Self-control: to be superb

What am I aiming towards being?

What is my idea of a superb human being?

My first thoughts on this were:

The ideas begin to gel

I can see that I have great potential as a person, and the key seems to be discipline; I have the ability to learn, and simply have to make the effort to learn and to practice things.

Some of what I want to do is learning of skills in the usual sense; other things are less conventional skills and more thought pattern modifications, coping skills etc. What I initially thought of was to be undisturbable in feelings, and always to evaluate things correctly viewing facts and not my feelings. However, Christ himself was not undisturbable in feelings, so perhaps this is not the correct target.

A discussion on self-discipline

I can see increasingly the importance of self-discipline, and can see that I haven't really made a start on it. It's one of those things with a self-starting problem... I need self-discipline in order to become disciplined. I have theological views on the way out of this (that grace can lead you out), but what of the psychological level (i.e. what can I actually do about it?)? The key is probably motivation to change... perhaps I am too content with the way I am now, and not aware enough of the goodness of how I could be.
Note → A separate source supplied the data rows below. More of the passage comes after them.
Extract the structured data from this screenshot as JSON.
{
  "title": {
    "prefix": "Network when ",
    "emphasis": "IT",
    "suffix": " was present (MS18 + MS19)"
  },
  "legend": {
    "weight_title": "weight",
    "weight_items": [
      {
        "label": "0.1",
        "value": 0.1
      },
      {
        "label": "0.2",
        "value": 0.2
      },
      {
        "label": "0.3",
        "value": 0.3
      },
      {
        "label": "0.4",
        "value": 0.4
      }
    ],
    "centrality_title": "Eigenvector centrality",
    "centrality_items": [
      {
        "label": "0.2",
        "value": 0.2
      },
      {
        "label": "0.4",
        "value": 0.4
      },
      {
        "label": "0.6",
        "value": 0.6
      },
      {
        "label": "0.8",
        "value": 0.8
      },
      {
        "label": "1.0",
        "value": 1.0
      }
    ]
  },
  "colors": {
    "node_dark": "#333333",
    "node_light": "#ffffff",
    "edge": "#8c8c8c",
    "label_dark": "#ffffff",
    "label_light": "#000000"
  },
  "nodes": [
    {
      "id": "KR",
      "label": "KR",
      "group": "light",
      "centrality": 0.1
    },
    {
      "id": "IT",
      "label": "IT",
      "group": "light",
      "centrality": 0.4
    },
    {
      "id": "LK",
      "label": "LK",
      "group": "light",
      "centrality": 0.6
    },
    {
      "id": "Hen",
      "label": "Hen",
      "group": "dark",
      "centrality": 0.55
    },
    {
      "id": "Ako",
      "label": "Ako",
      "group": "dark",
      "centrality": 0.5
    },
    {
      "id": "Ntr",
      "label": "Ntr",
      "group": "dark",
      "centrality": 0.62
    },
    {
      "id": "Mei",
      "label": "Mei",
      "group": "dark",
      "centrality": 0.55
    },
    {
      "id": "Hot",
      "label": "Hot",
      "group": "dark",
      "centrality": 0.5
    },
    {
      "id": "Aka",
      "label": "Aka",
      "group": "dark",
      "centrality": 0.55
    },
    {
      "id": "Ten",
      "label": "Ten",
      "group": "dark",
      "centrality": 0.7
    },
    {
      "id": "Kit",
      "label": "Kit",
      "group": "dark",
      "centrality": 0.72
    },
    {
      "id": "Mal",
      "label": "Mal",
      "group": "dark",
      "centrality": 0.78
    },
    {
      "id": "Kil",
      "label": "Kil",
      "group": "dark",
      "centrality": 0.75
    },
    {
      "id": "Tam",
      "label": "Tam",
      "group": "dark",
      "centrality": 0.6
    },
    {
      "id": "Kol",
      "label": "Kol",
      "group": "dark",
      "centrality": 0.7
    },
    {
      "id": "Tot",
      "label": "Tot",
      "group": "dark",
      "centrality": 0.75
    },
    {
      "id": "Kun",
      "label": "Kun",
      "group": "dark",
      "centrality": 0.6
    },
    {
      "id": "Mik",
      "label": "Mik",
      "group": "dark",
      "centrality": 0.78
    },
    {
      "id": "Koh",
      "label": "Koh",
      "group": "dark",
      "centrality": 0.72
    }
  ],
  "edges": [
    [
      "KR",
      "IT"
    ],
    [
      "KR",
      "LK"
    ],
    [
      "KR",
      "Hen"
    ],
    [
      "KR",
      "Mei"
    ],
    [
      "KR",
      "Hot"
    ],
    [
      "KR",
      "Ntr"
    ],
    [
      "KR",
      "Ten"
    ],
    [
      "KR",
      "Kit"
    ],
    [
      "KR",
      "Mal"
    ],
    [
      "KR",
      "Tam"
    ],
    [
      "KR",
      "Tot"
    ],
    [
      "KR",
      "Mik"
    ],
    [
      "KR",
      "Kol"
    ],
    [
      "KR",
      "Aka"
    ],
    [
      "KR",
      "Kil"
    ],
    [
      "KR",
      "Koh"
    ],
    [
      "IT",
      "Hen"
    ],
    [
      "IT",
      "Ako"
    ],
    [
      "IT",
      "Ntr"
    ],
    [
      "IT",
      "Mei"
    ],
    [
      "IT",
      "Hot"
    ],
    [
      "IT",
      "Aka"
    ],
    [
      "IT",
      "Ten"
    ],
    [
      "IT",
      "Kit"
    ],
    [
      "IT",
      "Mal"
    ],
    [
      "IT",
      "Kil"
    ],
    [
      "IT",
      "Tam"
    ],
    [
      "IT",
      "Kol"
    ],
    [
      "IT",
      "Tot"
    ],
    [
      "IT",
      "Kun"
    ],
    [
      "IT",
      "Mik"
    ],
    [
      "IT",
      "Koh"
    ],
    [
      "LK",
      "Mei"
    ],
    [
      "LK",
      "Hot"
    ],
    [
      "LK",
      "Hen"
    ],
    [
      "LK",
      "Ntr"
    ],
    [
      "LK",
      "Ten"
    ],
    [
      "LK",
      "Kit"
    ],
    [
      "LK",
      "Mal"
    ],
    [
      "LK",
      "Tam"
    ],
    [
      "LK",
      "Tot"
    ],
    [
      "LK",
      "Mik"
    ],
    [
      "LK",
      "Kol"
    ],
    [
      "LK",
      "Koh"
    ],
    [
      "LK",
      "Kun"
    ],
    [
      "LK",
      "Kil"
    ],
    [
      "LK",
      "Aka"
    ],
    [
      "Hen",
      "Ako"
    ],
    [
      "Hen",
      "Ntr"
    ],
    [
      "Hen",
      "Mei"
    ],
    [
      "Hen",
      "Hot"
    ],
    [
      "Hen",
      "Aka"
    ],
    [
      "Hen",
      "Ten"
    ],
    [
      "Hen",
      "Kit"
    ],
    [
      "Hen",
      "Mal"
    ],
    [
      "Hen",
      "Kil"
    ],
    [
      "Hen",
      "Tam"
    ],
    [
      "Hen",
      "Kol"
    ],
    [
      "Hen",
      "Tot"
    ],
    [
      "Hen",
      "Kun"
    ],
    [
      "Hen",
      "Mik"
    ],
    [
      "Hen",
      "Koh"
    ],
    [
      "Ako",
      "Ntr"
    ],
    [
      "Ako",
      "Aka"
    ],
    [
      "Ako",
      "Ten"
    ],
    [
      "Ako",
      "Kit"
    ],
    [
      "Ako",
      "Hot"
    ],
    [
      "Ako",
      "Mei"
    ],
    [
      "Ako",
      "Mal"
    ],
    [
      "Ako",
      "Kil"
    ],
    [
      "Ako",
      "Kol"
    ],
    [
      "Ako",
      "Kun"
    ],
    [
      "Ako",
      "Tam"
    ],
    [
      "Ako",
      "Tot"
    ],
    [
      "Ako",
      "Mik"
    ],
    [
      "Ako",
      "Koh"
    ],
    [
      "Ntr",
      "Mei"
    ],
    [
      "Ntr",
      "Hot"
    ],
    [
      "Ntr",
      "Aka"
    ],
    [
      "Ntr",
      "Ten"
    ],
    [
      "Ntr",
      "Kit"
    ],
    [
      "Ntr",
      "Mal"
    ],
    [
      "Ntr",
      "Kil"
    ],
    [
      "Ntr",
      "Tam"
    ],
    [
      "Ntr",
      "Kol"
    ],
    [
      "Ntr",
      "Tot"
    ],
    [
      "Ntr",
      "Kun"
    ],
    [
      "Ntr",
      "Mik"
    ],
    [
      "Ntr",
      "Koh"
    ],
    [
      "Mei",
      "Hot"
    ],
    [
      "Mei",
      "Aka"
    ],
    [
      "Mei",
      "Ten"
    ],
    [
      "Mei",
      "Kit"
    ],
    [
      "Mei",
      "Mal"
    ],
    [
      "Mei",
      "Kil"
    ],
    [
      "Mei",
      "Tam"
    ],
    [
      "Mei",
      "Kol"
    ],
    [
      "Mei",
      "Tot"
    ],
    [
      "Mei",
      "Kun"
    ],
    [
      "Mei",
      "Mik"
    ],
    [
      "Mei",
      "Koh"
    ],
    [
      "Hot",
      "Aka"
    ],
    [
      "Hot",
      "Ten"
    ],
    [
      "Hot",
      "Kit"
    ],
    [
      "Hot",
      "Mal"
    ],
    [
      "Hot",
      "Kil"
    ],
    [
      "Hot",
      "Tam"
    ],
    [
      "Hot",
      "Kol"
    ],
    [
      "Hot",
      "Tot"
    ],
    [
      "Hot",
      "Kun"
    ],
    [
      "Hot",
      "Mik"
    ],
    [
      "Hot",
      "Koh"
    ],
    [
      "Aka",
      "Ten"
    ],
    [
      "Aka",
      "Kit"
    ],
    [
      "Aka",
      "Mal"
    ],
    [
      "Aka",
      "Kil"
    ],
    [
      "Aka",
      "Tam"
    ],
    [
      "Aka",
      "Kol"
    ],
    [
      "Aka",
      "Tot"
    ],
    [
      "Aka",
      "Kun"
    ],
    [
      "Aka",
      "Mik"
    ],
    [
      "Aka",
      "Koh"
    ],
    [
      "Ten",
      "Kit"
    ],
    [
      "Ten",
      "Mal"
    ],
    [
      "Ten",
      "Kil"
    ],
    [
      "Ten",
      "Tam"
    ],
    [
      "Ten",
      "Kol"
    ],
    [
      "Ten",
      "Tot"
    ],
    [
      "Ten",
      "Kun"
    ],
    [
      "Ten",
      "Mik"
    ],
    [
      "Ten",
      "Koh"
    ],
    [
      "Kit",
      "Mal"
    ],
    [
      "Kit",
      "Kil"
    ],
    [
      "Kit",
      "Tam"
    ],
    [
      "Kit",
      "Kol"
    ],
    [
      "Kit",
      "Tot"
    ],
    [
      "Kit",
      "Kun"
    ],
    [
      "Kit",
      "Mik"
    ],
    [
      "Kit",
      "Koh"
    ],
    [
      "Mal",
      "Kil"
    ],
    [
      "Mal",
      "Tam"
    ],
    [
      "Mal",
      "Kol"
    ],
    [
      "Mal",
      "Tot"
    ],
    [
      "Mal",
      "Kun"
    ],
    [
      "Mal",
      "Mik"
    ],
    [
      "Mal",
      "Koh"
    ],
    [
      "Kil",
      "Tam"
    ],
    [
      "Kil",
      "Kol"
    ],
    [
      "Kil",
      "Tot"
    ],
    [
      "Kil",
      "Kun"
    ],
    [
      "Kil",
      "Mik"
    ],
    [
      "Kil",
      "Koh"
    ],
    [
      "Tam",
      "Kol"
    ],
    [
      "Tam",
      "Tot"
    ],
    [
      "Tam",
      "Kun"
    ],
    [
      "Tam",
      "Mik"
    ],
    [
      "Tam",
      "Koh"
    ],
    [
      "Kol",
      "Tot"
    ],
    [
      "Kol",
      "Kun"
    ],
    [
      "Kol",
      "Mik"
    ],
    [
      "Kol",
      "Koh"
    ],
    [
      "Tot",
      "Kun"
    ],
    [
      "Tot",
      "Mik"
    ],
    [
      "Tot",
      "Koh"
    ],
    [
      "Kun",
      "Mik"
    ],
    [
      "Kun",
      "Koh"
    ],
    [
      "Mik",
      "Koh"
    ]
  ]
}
So what are the advantages that I can look forward to after growth through discipline? (The glib answer, of course, is ``pretty much anything I want to be, that doesn't involve other people''!)

I could be calmer overall; less peturbable by changes around me; fairer; happier; with greater reserves of concern / love for others; almost free from doing / saying things and then immediately wishing I hadn't. I could also be slimmer, fitter, stronger, better-read and better at deciding what / when to buy things.

There are things that no amount of discipline can win me: these are the things that depend on other people / God. So, for example, I can't make myself better-liked, although I should be able to make myself easier to like.

And what do I lose through discipline? I would lose some of what many people see as `freedom' (by which they seem to mean `feeling alright about acting on immediate whim without consideration of the full context'!). I'd probably eventually lose my reputation for being someone who speaks and acts in haste.

Is it possible to carry this approach too far? No, I don't think so. If it seems like it is, you're probably not thinking of the same approach that I am! For example, not buying unnecessary luxuries could in some sense be taken `too far', e.g. never eating biscuits; but freedom to choose not to buy something for comfort is something that it's always OK to have more of.

So is this an extreme view, for just a few oddball, specialized people, or is it just the way it would be good for more people to be? It seems obvious that the world would be a gentler, less hurtful, place, if everyone followed this way!

Some more practical notes

Here are some outworkings on aids to this, and related, forms of self-improvement...

It might be helpful to have a two-dimensional classifier system to help in understanding wants, in which one axis is how good it feels that something would be, and the other is how good a rational evaluation in broad context says it would be. So, for example, in deciding whether to have another biscuit (note: I don't have anything against biscuits in themselves; I'm just using them as a convenient example villain for this discussion!) I can feel that I'd enjoy eating the biscuit at the time (on the assumption that its recipe has been designed to produce pleasing taste and texture); but I can evaluate that it will only taste / feel good for a moment, will re-inforce my tendency to have yet another biscuit, will tend to keep my waistline the way I resent it being, and will further postpone the increase of my self-control.

What does Wisdom have to say on these things? The Book of Proverbs says ``He who has control over his own spirit is mightier than he who takes a whole city'', thus covering both the virtue and the difficulty of this feat.

What about theological implications?

This all seems at first to be very much a work, and an effort, of human will; and yet it can, I presume, be done only with grace prevenient. Indeed I can see that its revelation to me is itself a grace... although I elaborated it by writing down successive stages of thought, simply going through that process of thought and writing did not guarantee any results; those with no belief in anything outside the self will presumably disagree here; but I feel that I received this message, and the process through which I went was simply tuning in to receive it.

It could be said that motivation is a very significant form of grace... it is the source energy that allows us to jump up to the top of a barrier state, such that we can decide on which side of the barrier state we come down on... it is perhaps a form of the energy needed to live against entropy (that is, to really live, rather than to be simply part of the conjectured heat death of the the universe).